Fale-nos um pouco do que será o futuro Museu da Resistência…

 

Vai desde o contacto que tivemos de resistência à colonização e ocupação estrangeira, de acordo com as nossas fontes, podemos dizer desde 1482 até possivelmente a saída dos sul-africanos. Vamos enquadrar, estamos neste momento a trabalhar nos termos de referência e equacionar todo o projecto do Museu da Resistência, com apoio do Presidente da República para este trabalho como vamos ter também. Para além do Centro Cultural do Huambo que vamos inaugurar agora estamos também a trabalhar no nosso Centro Cultural de Luanda

 

Um dos desafios deste ano é inscrever o semba na lista do Património Mundial. Como está este processo?

 

Já veio um representante da UNESCO que trabalhou juntamente com o Carlos Lamartine, Dionísio Rocha, Marito Furtado (Banda Maravilha) e o Instituto do Património Cultural. O dossier está a avançar, mas já perguntam pela kizomba. Qual é o mais antigo e tem maiores referências? É e por aí que temos de começar. Quantas pessoas estão a escrever como deve ser e reconhecidamente? Vejamos o livro do Carlos Lamartine, ajuda a trabalhar em estudos correctos e referências correctas sobretudo para que os próprios indivíduos que vêm da UNESCO que entendem as coisas cientificamente. Não porque acho ou digo, mas é preciso que nós na nossa vida passemos a separar o que é opinião e o que é ciência, porque muitas vezes as pessoas pensam que a opinião deles é já ciência.
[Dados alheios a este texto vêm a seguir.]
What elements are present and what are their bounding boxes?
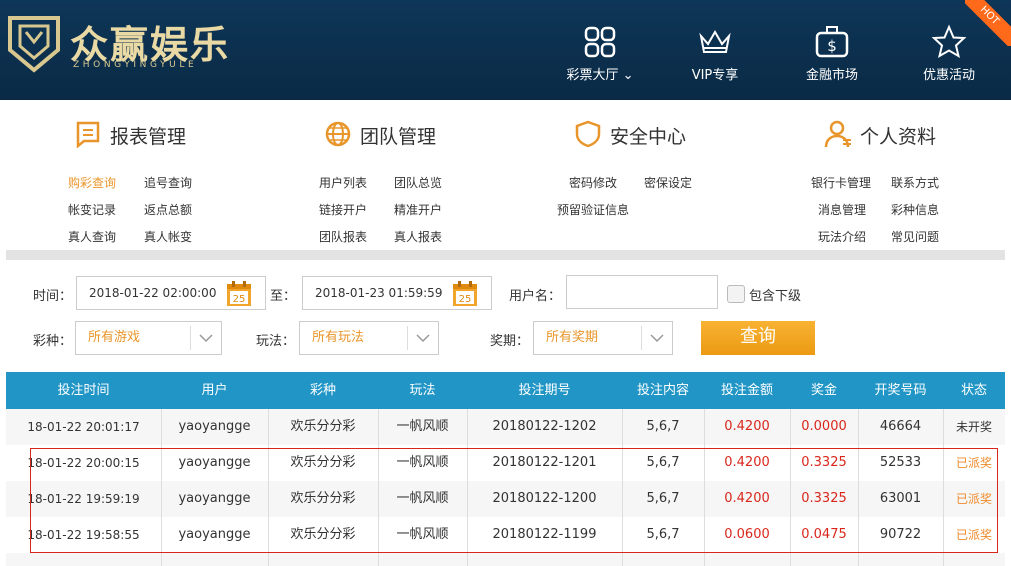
chevron-down-icon: ⌄ (618, 68, 634, 83)
grid-icon (584, 26, 616, 58)
col-bet-time: 投注时间 (57, 383, 110, 398)
lottery-select-value: 所有游戏 (88, 330, 141, 345)
account-menu-panel: 报表管理 购彩查询 追号查询 帐变记录 返点总额 真人查询 真人帐变 团队管理 … (6, 100, 1005, 250)
link-play-intro[interactable]: 玩法介绍 (818, 228, 866, 245)
query-button[interactable]: 查询 (701, 321, 815, 355)
cell-play: 一帆风顺 (396, 419, 449, 434)
include-sub-label: 包含下级 (749, 289, 802, 304)
chevron-down-icon (641, 326, 664, 350)
link-live-query[interactable]: 真人查询 (68, 228, 116, 245)
link-messages[interactable]: 消息管理 (818, 201, 866, 218)
calendar-icon[interactable]: 25 (226, 281, 252, 307)
col-status: 状态 (960, 383, 987, 398)
time-label: 时间： (33, 289, 73, 304)
link-bank-card[interactable]: 银行卡管理 (811, 174, 871, 191)
link-link-register[interactable]: 链接开户 (319, 201, 367, 218)
link-security-question[interactable]: 密保设定 (644, 174, 692, 191)
play-label: 玩法： (256, 334, 296, 349)
period-label: 奖期： (490, 334, 530, 349)
report-icon (76, 121, 100, 148)
lottery-select[interactable]: 所有游戏 (75, 321, 222, 355)
svg-text:$: $ (827, 37, 837, 55)
link-bet-query[interactable]: 购彩查询 (68, 174, 116, 191)
link-user-list[interactable]: 用户列表 (319, 174, 367, 191)
brand-subtitle: ZHONGYINGYULE (73, 60, 198, 70)
cell-prize: 0.0000 (801, 419, 847, 434)
col-content: 投注内容 (636, 383, 689, 398)
link-live-report[interactable]: 真人报表 (394, 228, 442, 245)
col-lottery: 彩种 (309, 383, 336, 398)
nav-label-promotions: 优惠活动 (922, 68, 975, 83)
col-period: 投注期号 (518, 383, 571, 398)
nav-label-finance: 金融市场 (805, 68, 858, 83)
chevron-down-icon (407, 326, 430, 350)
calendar-day: 25 (233, 294, 246, 305)
nav-item-vip[interactable]: VIP专享 (660, 0, 770, 100)
col-user: 用户 (201, 383, 228, 398)
logo-icon[interactable] (8, 12, 60, 74)
highlight-box (30, 448, 998, 553)
chevron-down-icon (190, 326, 213, 350)
link-team-report[interactable]: 团队报表 (319, 228, 367, 245)
cell-period: 20180122-1202 (492, 419, 597, 434)
lottery-label: 彩种： (33, 334, 73, 349)
username-label: 用户名： (509, 289, 562, 304)
divider (6, 250, 1005, 260)
nav-label-vip: VIP专享 (691, 68, 739, 83)
table-row[interactable]: 18-01-22 20:01:17 yaoyangge 欢乐分分彩 一帆风顺 2… (6, 409, 1005, 445)
link-live-account[interactable]: 真人帐变 (144, 228, 192, 245)
hot-badge: HOT (965, 0, 1011, 46)
shield-icon (575, 120, 601, 148)
play-select[interactable]: 所有玩法 (299, 321, 439, 355)
cell-status: 未开奖 (955, 420, 992, 434)
col-prize: 奖金 (810, 383, 837, 398)
section-title-report: 报表管理 (110, 126, 187, 148)
col-amount: 投注金额 (720, 383, 773, 398)
link-team-overview[interactable]: 团队总览 (394, 174, 442, 191)
link-lottery-info[interactable]: 彩种信息 (891, 201, 939, 218)
username-input[interactable] (566, 275, 718, 309)
link-rebate-total[interactable]: 返点总额 (144, 201, 192, 218)
nav-item-finance[interactable]: $ 金融市场 (777, 0, 887, 100)
table-row[interactable] (6, 553, 1005, 566)
link-chase-query[interactable]: 追号查询 (144, 174, 192, 191)
briefcase-dollar-icon: $ (815, 26, 849, 58)
section-title-team: 团队管理 (360, 126, 437, 148)
calendar-icon[interactable]: 25 (452, 281, 478, 307)
to-label: 至： (270, 289, 297, 304)
table-header: 投注时间 用户 彩种 玩法 投注期号 投注内容 投注金额 奖金 开奖号码 状态 (6, 372, 1005, 409)
link-reserved-verification[interactable]: 预留验证信息 (557, 201, 629, 218)
play-select-value: 所有玩法 (312, 330, 365, 345)
link-contact[interactable]: 联系方式 (891, 174, 939, 191)
cell-lottery: 欢乐分分彩 (290, 419, 356, 434)
link-faq[interactable]: 常见问题 (891, 228, 939, 245)
globe-icon (325, 121, 351, 147)
include-sub-checkbox[interactable] (727, 285, 745, 303)
top-header: 众赢娱乐 ZHONGYINGYULE 彩票大厅 ⌄ VIP专享 $ 金融市场 优… (0, 0, 1011, 100)
star-icon (931, 24, 967, 59)
hot-badge-label: HOT (965, 0, 1011, 46)
cell-bet-time: 18-01-22 20:01:17 (27, 420, 140, 434)
period-select[interactable]: 所有奖期 (533, 321, 673, 355)
link-precise-register[interactable]: 精准开户 (394, 201, 442, 218)
col-draw-number: 开奖号码 (874, 383, 927, 398)
user-icon (824, 120, 851, 148)
link-change-password[interactable]: 密码修改 (569, 174, 617, 191)
crown-icon (699, 30, 731, 53)
period-select-value: 所有奖期 (546, 330, 599, 345)
nav-label-lottery-hall: 彩票大厅 (566, 68, 619, 83)
cell-content: 5,6,7 (646, 419, 680, 434)
cell-amount: 0.4200 (724, 419, 770, 434)
section-title-security: 安全中心 (610, 126, 687, 148)
nav-item-lottery-hall[interactable]: 彩票大厅 ⌄ (545, 0, 655, 100)
cell-user: yaoyangge (178, 419, 251, 434)
link-account-changes[interactable]: 帐变记录 (68, 201, 116, 218)
calendar-day: 25 (459, 294, 472, 305)
col-play: 玩法 (409, 383, 436, 398)
section-title-profile: 个人资料 (860, 126, 937, 148)
cell-draw-number: 46664 (879, 419, 922, 434)
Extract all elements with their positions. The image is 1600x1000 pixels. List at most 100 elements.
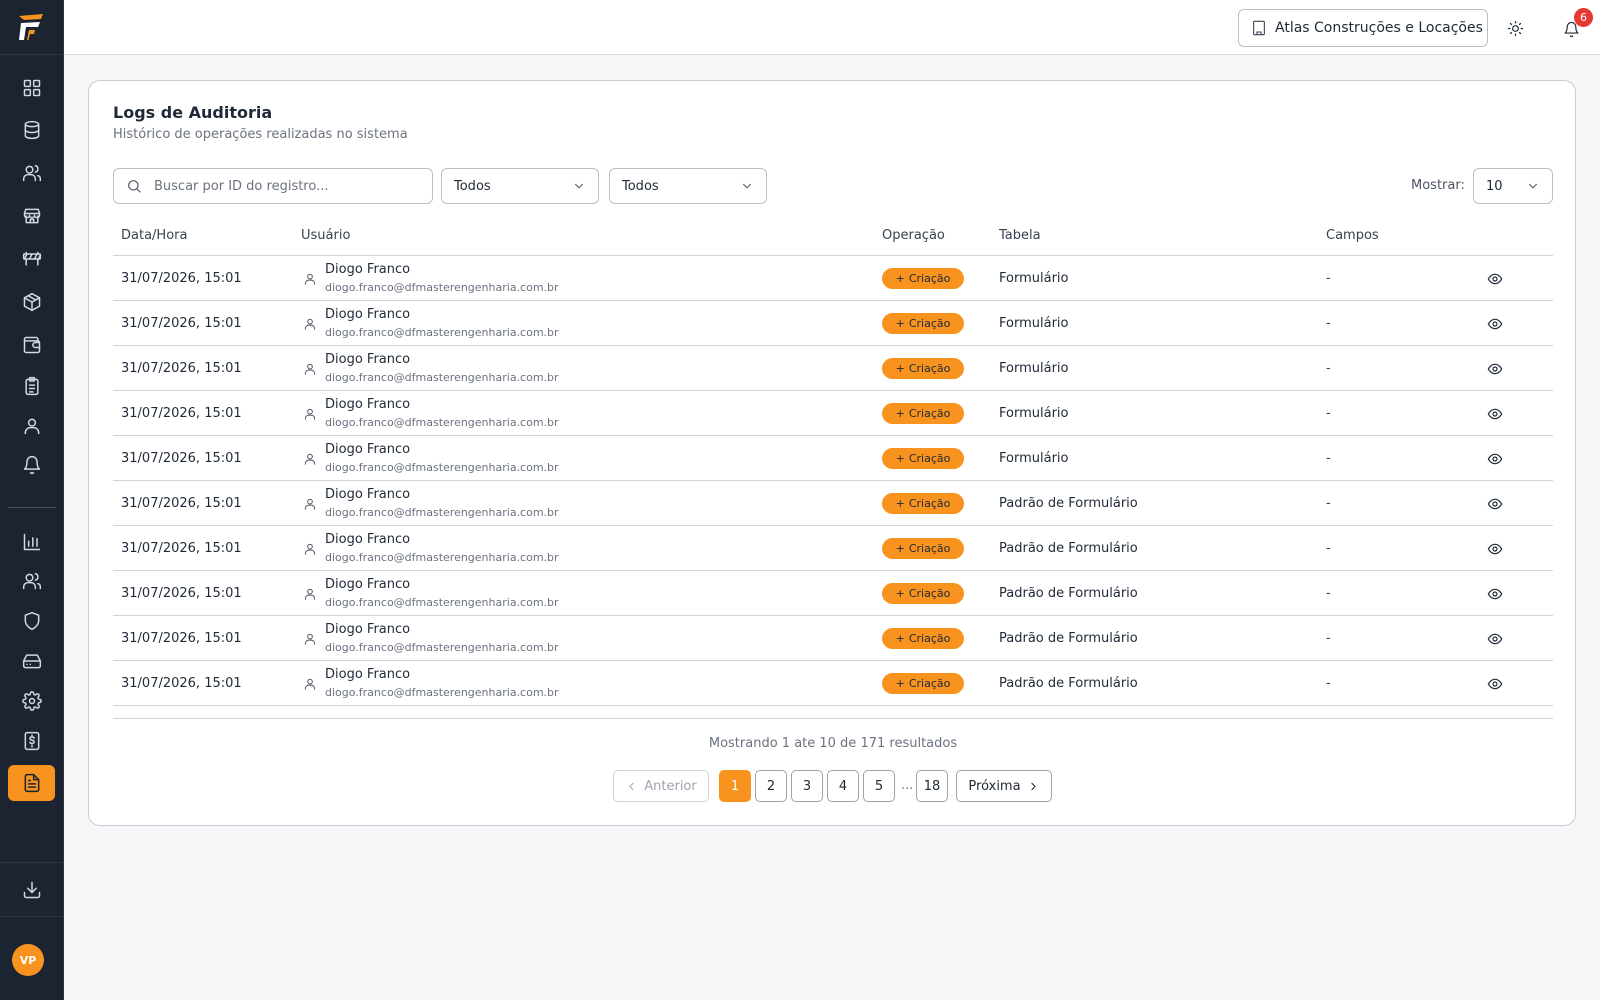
download-icon[interactable] <box>12 872 52 908</box>
bar-chart-icon[interactable] <box>12 524 52 560</box>
brand-logo-icon[interactable] <box>0 0 64 55</box>
row-date: 31/07/2026, 15:01 <box>121 406 242 421</box>
table-row[interactable]: 31/07/2026, 15:01 Diogo Franco diogo.franc… <box>113 616 1553 661</box>
row-user-email: diogo.franco@dfmasterengenharia.com.br <box>325 461 559 474</box>
operation-badge: + Criação <box>882 673 964 694</box>
operation-badge: + Criação <box>882 493 964 514</box>
clipboard-icon[interactable] <box>12 368 52 404</box>
search-input[interactable] <box>154 178 414 194</box>
eye-icon[interactable] <box>1487 676 1503 696</box>
row-user-name: Diogo Franco <box>325 397 411 412</box>
row-user-email: diogo.franco@dfmasterengenharia.com.br <box>325 596 559 609</box>
hard-drive-icon[interactable] <box>12 643 52 679</box>
table-row[interactable]: 31/07/2026, 15:01 Diogo Franco diogo.franc… <box>113 571 1553 616</box>
table-row[interactable]: 31/07/2026, 15:01 Diogo Franco diogo.franc… <box>113 661 1553 706</box>
operation-label: Criação <box>908 587 951 600</box>
table-row[interactable]: 31/07/2026, 15:01 Diogo Franco diogo.franc… <box>113 346 1553 391</box>
user-icon <box>303 586 317 605</box>
operation-label: Criação <box>908 452 951 465</box>
store-icon[interactable] <box>12 198 52 234</box>
column-header-date[interactable]: Data/Hora <box>121 228 187 243</box>
sidebar-avatar[interactable]: VP <box>12 944 44 976</box>
page-button-last[interactable]: 18 <box>916 770 948 802</box>
sun-icon[interactable] <box>1504 17 1526 39</box>
table-row[interactable]: 31/07/2026, 15:01 Diogo Franco diogo.franc… <box>113 301 1553 346</box>
table-filter-select[interactable]: Todos <box>609 168 767 204</box>
table-header: Data/Hora Usuário Operação Tabela Campos <box>113 214 1553 256</box>
eye-icon[interactable] <box>1487 361 1503 381</box>
company-selector-button[interactable]: Atlas Construções e Locações <box>1238 9 1488 47</box>
column-header-table[interactable]: Tabela <box>999 228 1041 243</box>
eye-icon[interactable] <box>1487 586 1503 606</box>
row-table-name: Formulário <box>999 406 1069 421</box>
eye-icon[interactable] <box>1487 631 1503 651</box>
row-user-name: Diogo Franco <box>325 487 411 502</box>
row-table-name: Padrão de Formulário <box>999 496 1138 511</box>
plus-icon: + <box>895 272 905 285</box>
table-row[interactable]: 31/07/2026, 15:01 Diogo Franco diogo.franc… <box>113 481 1553 526</box>
building-icon <box>1253 20 1265 36</box>
sidebar-bottom-divider-2 <box>0 916 64 917</box>
row-table-name: Formulário <box>999 361 1069 376</box>
row-date: 31/07/2026, 15:01 <box>121 451 242 466</box>
eye-icon[interactable] <box>1487 316 1503 336</box>
column-header-user[interactable]: Usuário <box>301 228 350 243</box>
operation-badge: + Criação <box>882 358 964 379</box>
operation-badge: + Criação <box>882 448 964 469</box>
package-icon[interactable] <box>12 284 52 320</box>
row-fields: - <box>1326 676 1331 691</box>
table-footer-divider <box>113 718 1553 719</box>
previous-page-button[interactable]: Anterior <box>613 770 709 802</box>
team-icon[interactable] <box>12 563 52 599</box>
file-text-icon[interactable] <box>8 765 55 801</box>
operation-badge: + Criação <box>882 268 964 289</box>
company-name: Atlas Construções e Locações <box>1275 20 1483 36</box>
eye-icon[interactable] <box>1487 451 1503 471</box>
dashboard-icon[interactable] <box>12 70 52 106</box>
eye-icon[interactable] <box>1487 496 1503 516</box>
table-row[interactable]: 31/07/2026, 15:01 Diogo Franco diogo.franc… <box>113 526 1553 571</box>
receipt-dollar-icon[interactable] <box>12 723 52 759</box>
eye-icon[interactable] <box>1487 271 1503 291</box>
table-row[interactable]: 31/07/2026, 15:01 Diogo Franco diogo.franc… <box>113 256 1553 301</box>
wallet-icon[interactable] <box>12 327 52 363</box>
user-icon <box>303 631 317 650</box>
database-icon[interactable] <box>12 112 52 148</box>
operation-filter-select[interactable]: Todos <box>441 168 599 204</box>
row-user-email: diogo.franco@dfmasterengenharia.com.br <box>325 371 559 384</box>
eye-icon[interactable] <box>1487 406 1503 426</box>
row-user-email: diogo.franco@dfmasterengenharia.com.br <box>325 416 559 429</box>
bell-icon[interactable] <box>12 447 52 483</box>
row-date: 31/07/2026, 15:01 <box>121 586 242 601</box>
row-fields: - <box>1326 631 1331 646</box>
search-box[interactable] <box>113 168 433 204</box>
page-size-select[interactable]: 10 <box>1473 168 1553 204</box>
user-icon[interactable] <box>12 408 52 444</box>
settings-icon[interactable] <box>12 683 52 719</box>
column-header-fields[interactable]: Campos <box>1326 228 1379 243</box>
column-header-operation[interactable]: Operação <box>882 228 945 243</box>
page-button-4[interactable]: 4 <box>827 770 859 802</box>
plus-icon: + <box>895 632 905 645</box>
page-button-2[interactable]: 2 <box>755 770 787 802</box>
page-subtitle: Histórico de operações realizadas no sis… <box>113 127 408 142</box>
previous-page-label: Anterior <box>644 778 697 794</box>
row-user-name: Diogo Franco <box>325 307 411 322</box>
operation-badge: + Criação <box>882 313 964 334</box>
audit-logs-card: Logs de Auditoria Histórico de operações… <box>88 80 1576 826</box>
page-button-1[interactable]: 1 <box>719 770 751 802</box>
users-icon[interactable] <box>12 155 52 191</box>
chevron-right-icon <box>1030 782 1036 790</box>
user-icon <box>303 406 317 425</box>
next-page-button[interactable]: Próxima <box>956 770 1052 802</box>
operation-badge: + Criação <box>882 538 964 559</box>
table-row[interactable]: 31/07/2026, 15:01 Diogo Franco diogo.franc… <box>113 391 1553 436</box>
table-row[interactable]: 31/07/2026, 15:01 Diogo Franco diogo.franc… <box>113 436 1553 481</box>
shield-icon[interactable] <box>12 603 52 639</box>
topbar: Atlas Construções e Locações 6 VP <box>64 0 1600 55</box>
page-button-5[interactable]: 5 <box>863 770 895 802</box>
row-fields: - <box>1326 406 1331 421</box>
page-button-3[interactable]: 3 <box>791 770 823 802</box>
eye-icon[interactable] <box>1487 541 1503 561</box>
barrier-icon[interactable] <box>12 241 52 277</box>
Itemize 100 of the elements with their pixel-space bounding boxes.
A UNESCO representa educação, ciência e comunicação, então eles regem-se por estas regras e quando não sabemos fundamentar suficientemente fica muito difícil nós fazermos passar aquilo que é do nosso próprio domínio de conhecimento para um domínio universal maior.

 

No discurso de fim de ano falou de uma actualização da Lei do Mecenato. Como o ministério prevê trabalhar nesta área?

 

O ministério foi sentindo algumas necessidades, como a questão dos patrocínios de toda a maneira e para todas as pessoas ser impossível, não há orçamento que resista a isto. Há coisas obrigatórias que nós temos de fazer, como pagar salários, cumprir com as rubricas dos projectos que temos que fazer durante o ano, mas não há nenhuma rubrica para patrocínio e dar a toda a gente, isto não existe. Podemos muitas vezes dar o nosso patrocínio institucional ou eventualmente apoiar um ou outro projecto de interesse nacional. As empresas têm uma responsabilidade social e é dentro dela que devemos muitas vezes dar respostas a algumas preocupações da cultura. Então, a primeira coisa que procuramos fazer é a carteira profissional para que preferencialmente sejam os artistas que exercem esta profissão a ter esta possibilidade de empregabilidade. Foi a forma de organizar a classe. Com a carteira profissional ele desconta para a sua segurança social, então é um funcionário e está a garantir no futuro a própria reforma. Temos artistas que envelhecem e morrem numa certa idade em condições difíceis. Falamos com a Associação dos Resorts de Angola e promovemos a assinatura de um protocolo com a UNAC-SA. E estimulamos os restaurantes a fazerem também a mesma coisa e ter uma tabela definida para os artistas puderem ter as suas actividades e assim, mediante os contratos que estabelecerem, protegerem-se do ponto de vista social. Por essa razão começamos a colocar ao Ministério das Finanças uma discussão que levasse as pessoas a criar uma agenda cultural dentro destes hotéis e terem facilidade na questão dos impostos, isto fez rever a questão da Lei do Mecenato para criar esta relação.

 

Centro Cultural de Luanda no antigo Roque

 

O Centro Cultural do Huambo vai jogar um papel importante na promoção do circuito cultural da região Centro-sul?

 

Sim, porque a maior parte das coisas estava fixada aqui em Luanda e nós conhecemos que quando falamos de cultura a gente não sai do corredor Luanda- Malanje. Tal como disse logo no princípio, é preciso ver que Angola é um país multicultural e as culturas em princípio devem ser promovidas de forma horizontal. Quer dizer, no Leste tem tchianda, mas não é só o Gabriel Tchiema, porque outras tem outras pessoas a desenvolverem o estilo que temos de conhecer. Se conhecemos muito que toca semba em Luanda, por outro lado conhecemos poucos da tchianda, no Huambo temos de conhecer mais além da Edna Mateia, o Bessa, Handanga.

 

É preciso desconcentrar esta ideia que o artista é apenas em Luanda e que só se afirma vindo aqui. Nós já estamos a tentar fazer isto com o carnaval, porque independentemente do acto central ser em Luanda todas as províncias na mesma altura realizam o desfile.

 

Onde será erguido o futuro Centro Cultural de Luanda?

 

Estamos a ver o local e os termos de referência, mas muito provavelmente, quer o Centro Cultural de Luanda, quer o Museu da Resistência, vão ser erguidos ali onde era o mercado do Roque Santeiro.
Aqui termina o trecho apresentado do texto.